Die russischen Streitkräfte versuchen indes, ihre Stellungen bei Cherson und Saporischschja zu härten. Und dabei werden sie schon seit Monaten gestört. Dafür verantwortlich sind neben den Artillerieangriffen der regulären ukrainischen Streitkräfte auch sogenannte Partisanen – Gruppierungen von Rebellen, welche hinter der Frontlinie in den besetzen Gebieten agieren.

«Partisanen sind militärisch oft gut ausgebildet»

In den okkupierten Städten wie Berdjansk, Cherson oder Melitopol häufen sich seit Anfang Juni Anschläge und Sabotageakte gegen russische Soldaten, ukrainische Kollaborateure und militärische Infrastruktur, wie auch das amerikanische «Institute for the Study of War» (ISW) schreibt.

Zudem ist es gemäss dem ISW wahrscheinlich, dass kleine Teams von militärischen Spezialisten Widerstandszellen im ganzen Süden ausbilden. Das bestätigt auch Milak-Dozent Mauro Mantovani:

«Partisanen sind oftmals versprengte Soldaten der regulären Armee, die sich einer Gefangennahme entziehen wollen, oder Veteranen. In beiden Fällen sind sie militärisch gut ausgebildet.»
Mauro Mantovani
Strategieexperte Mauro Mantovani von der Militärakademie an der ETH Zürich erklärt die Partisanentaktik der Ukraine in den von Russland besetzten Gebieten.Bild: zvg

War die Häufung der Sabotageakte in den vergangenen zwei Monaten der geplante Vorbote der ukrainischen Gegenoffensive? Mantovani sagt: Widerstandsbewegungen haben immer mehrere Adressaten:

«Die Verbündeten – in diesem Fall der Westen - sollen davon überzeugt werden, dass der eigene Kampfwille ungebrochen ist. Zudem soll die Bevölkerung in den besetzten Gebieten dazu ermuntert werden, selbst zu den Waffen zu greifen. Anschläge auf Exponenten des Besatzungsregimes sind weiter auch als Warnung an Kollaborationswillige in der lokalen Bevölkerung zu verstehen.»

Und natürlich, so Mantovani, soll der Widerstand den Gegner schwächen.

Eine Schwächung des Gegners hinter den Frontlinien erhöht die Erfolgsaussichten einer Offensive mit regulären Streitkräften. «Durch die Anschläge soll der russischen Armee physischer Schaden zugefügt werden, indem militärische Stützpunkte oder logistische Knotenpunkte ausgeschaltet werden», sagt Mantovani.
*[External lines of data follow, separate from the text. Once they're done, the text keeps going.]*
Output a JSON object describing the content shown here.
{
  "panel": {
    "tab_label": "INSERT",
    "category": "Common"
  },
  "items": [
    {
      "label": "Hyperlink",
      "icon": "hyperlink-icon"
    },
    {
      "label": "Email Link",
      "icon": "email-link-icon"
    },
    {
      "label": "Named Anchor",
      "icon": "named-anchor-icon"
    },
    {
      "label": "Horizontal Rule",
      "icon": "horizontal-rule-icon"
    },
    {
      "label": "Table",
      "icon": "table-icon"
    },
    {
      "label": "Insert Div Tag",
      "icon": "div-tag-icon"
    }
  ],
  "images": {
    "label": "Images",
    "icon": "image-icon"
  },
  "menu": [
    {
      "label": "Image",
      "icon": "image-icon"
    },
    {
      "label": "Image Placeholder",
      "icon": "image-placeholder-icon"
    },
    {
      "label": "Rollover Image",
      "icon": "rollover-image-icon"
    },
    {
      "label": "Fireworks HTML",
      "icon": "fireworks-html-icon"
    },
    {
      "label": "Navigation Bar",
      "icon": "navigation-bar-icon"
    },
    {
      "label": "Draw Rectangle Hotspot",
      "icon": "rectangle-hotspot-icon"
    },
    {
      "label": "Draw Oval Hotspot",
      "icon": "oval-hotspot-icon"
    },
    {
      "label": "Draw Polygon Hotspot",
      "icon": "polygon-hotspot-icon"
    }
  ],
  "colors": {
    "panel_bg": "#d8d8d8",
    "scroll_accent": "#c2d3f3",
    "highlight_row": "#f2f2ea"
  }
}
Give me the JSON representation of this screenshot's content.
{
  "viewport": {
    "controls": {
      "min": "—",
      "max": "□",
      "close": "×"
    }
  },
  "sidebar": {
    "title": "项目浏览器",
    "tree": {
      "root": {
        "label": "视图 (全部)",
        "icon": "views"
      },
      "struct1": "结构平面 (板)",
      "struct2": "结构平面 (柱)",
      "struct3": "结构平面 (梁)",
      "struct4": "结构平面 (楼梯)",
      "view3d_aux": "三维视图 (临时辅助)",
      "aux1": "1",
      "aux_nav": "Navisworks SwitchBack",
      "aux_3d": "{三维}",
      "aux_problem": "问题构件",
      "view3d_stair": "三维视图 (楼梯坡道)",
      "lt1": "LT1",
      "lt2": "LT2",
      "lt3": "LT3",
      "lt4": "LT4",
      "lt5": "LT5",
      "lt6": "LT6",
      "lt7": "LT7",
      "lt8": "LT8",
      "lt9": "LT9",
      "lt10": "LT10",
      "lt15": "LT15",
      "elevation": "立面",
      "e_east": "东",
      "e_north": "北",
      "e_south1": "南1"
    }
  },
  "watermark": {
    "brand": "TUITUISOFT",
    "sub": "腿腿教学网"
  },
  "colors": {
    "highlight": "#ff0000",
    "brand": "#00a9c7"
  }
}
Andererseits soll in der Besatzungsarmee die Angst umgehen, «namentlich das bestimmte Gefühl, nirgends sicher zu sein - und auch nicht als ‹Befreier› angesehen zu werden».

Psychologische Vorteile

Durch die Anschläge und Sabotageakte muss die russische Armee erstens den von den Partisanen verursachten physischen Schaden beheben und zweitens Truppenkontingente abstellen, um hinter der Front die Versorgungslinien zu sichern. «Beides verschärft die Personalknappheit bei der russischen Armee», sagt Mantovani, und:

«Die Moral der russischen Armee, die offenkundig schon tief ist, wird durch die Partisanen weiter geschwächt.»

Dies werde sich auf die Rekrutierungszahlen auswirken. Somit kann die Partisanentaktik der Ukraine einen strategischen Vorteil verschaffen, sowohl in physischer als auch in psychologischer Hinsicht. Auf Letzterer baue auch die gewählte Bezeichnung «Partisanen» auf. Denn: «Die Bezeichnung spielt auf die Partisanengruppen an, die im Zweiten Weltkrieg gegen die deutsche Wehrmacht kämpften», sagt Mantovani.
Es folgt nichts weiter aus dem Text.